Color, 1975, 72 mins.

Directed by Dan Curtis

Starring Karen Black, Robert Burton, John Karlen, George Gaynes, Jim Storm, Gregory Harrison / Music by Bob Cobert / Written by Richard Matheson and William F. Nolan

Format: DVD - Anchor Bay (MSRP $24.95)

Yikes! Here it is, folks -- the scariest movie ever made for TV. Well, more accurately, the scariest twenty minutes ever made for TV. While Dan Curtis, the man behind Dark Shadows and The Night Stalker, and legendary fantasy writer Richard Matheson deserve the lion's share of the credit for this seat-jumping little gem, Karen Black also earns kudos for delivering convincing performances in the first two stories and a flat out tour de force in the last one. Not until Drew Barrymore in Scream did anyone ever again exhibit such raw, uninhibited terror onscreen.
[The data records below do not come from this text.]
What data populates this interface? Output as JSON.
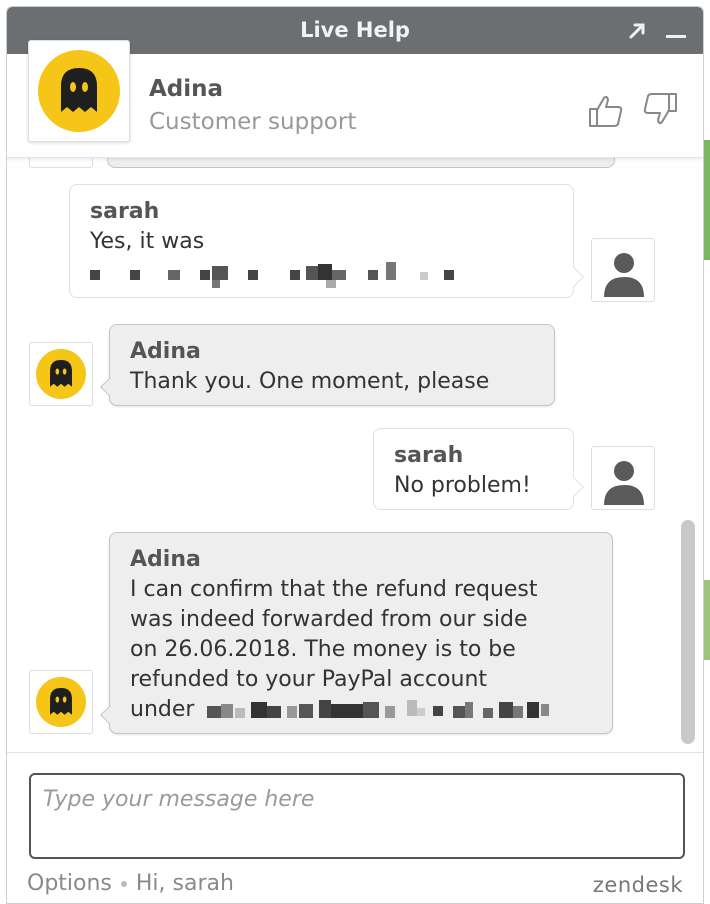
{
  "window": {
    "title": "Live Help",
    "popout_icon": "popout-arrow-icon",
    "minimize_icon": "minimize-icon"
  },
  "agent": {
    "name": "Adina",
    "role": "Customer support",
    "avatar_icon": "ghost-logo-icon",
    "brand_color": "#f5c518"
  },
  "rating": {
    "up_icon": "thumbs-up-icon",
    "down_icon": "thumbs-down-icon"
  },
  "messages": [
    {
      "sender": "sarah",
      "type": "user",
      "lines": [
        "Yes, it was"
      ],
      "redacted": true
    },
    {
      "sender": "Adina",
      "type": "agent",
      "lines": [
        "Thank you. One moment, please"
      ]
    },
    {
      "sender": "sarah",
      "type": "user",
      "lines": [
        "No problem!"
      ]
    },
    {
      "sender": "Adina",
      "type": "agent",
      "lines": [
        "I can confirm that the refund request",
        "was indeed forwarded from our side",
        "on 26.06.2018. The money is to be",
        "refunded to your PayPal account",
        "under"
      ],
      "redacted": true
    }
  ],
  "composer": {
    "placeholder": "Type your message here",
    "value": ""
  },
  "footer": {
    "options_label": "Options",
    "greeting": "Hi, sarah",
    "brand": "zendesk"
  },
  "colors": {
    "titlebar": "#6c6f71",
    "agent_bubble": "#eeeeee",
    "user_bubble": "#ffffff"
  }
}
The first story, "Julie," features Black as a college professor whose affair with a young student winds up taking a nasty and supernatural turn. Featuring an early appearance by Gregory Harrison, it's little more than a slightly more perverse episode of Alfred Hitchcock Presents but passes the time well enough. The second, "Therese and Millicent," offers a mild spin on Robert Bloch's "Lucy Came to Stay" from the British horror anthology Asylum. Black portrays the two title characters, feuding sisters whose lust for a man leads to violent consequences. After this, however, the film really pulls out all the stops for "Amelia," based on Matheson's short story "Prey." Amelia, a single woman living alone in an apartment, finds her love life stymied by the interference of her mother. Our heroine comes into possession of a Zuni fetish doll, a creepy African warrior figure wielding a spear and wearing an amulet. When Amelia removes the amulet, the doll disappears... and begins hunting her inside the apartment. What follows is definitely not for the weak of heart. Imitated countless times (most amusingly in Lamberto Bava's Demons 2) and even remade by Curtis himself for the inferior cable TV film, Trilogy of Terror II, this remains the first and best of its kind.

Trilogy of Terror made brief appearances on video countless times through MPI, but Anchor Bay's DVD looks substantially better than any other version. While this is still a '70s television movie, the color and detail look consistently sharp and stable, with some lustrous, rich hues of gold and brown often overtaking the visual schemes. For most viewers this movie was just designed for DVD; all you have to do is skip forward to the third segment and not worry about fast-forwarding the tape. The nerve-jangling score by Bob Cobert (Dark Shadows) sounds fine, though much of the dialogue has a pinched TV sound that cannot be avoided. No extras aside from a printed interview with Black (too bad the original TV promo spots aren't around!), but fans should be more than pleased with this presentation.